How to program ATmega with fuses set to 32.768kHz clock

atmegaavrprogrammerusbasp

I've been programming my ATmega328P's using USBasp programmer for a while. For my new project, I wanted to use 32.768kHz oscillator as an external clock, so I programmed the ATmega to appropriate fuses. Unfortunately, from this point on, I cannot communicate with the chip at all – avrdude tells me that target doesn't answer (rc=-1 error). After some research, I found some tips telling me to connect the oscillator (and capacitors) to chip's XTAL inputs, and then program the chip. I tried that, to no avail. Note that I also used avrdude's -B 2000 switch, that slows down the programming as much as possible – to 500Hz, so programming speed shouldn't be an issue.

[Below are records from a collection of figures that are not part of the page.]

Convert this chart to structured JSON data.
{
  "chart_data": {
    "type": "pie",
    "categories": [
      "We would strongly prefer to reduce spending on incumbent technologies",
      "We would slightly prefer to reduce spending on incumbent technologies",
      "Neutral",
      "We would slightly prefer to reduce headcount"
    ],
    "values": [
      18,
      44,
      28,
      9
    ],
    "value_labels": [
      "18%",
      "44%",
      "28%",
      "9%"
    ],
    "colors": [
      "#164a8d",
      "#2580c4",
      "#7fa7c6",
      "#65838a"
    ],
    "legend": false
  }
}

In a desperate attempt to rescue chip, I tried Arduino as ISP, but the results were pretty much the same.

Questions:

  1. How to rescue this particular ATmega? Is high voltage programmer the only way out of this? I don't have one, so other options are welcome.

  2. For the future: how should I program slow clock fuses so that I avoid this problem? It doesn't make sense for me – if programmer doesn't work with such fuses, why is there such a fuse setting in the first place?

Best Answer

Even when fused to use a crystal, the ATmega328P will accept a clock signal injected into XTAL1 when being programmed by ISP. The USBasp does not provide such a signal so you will need to set up another circuit to generate a clock signal fast enough for programming.

The programmer should work with such a slow clock assuming the programmer uses a slow clock as well. Verify that the crystal operates normally.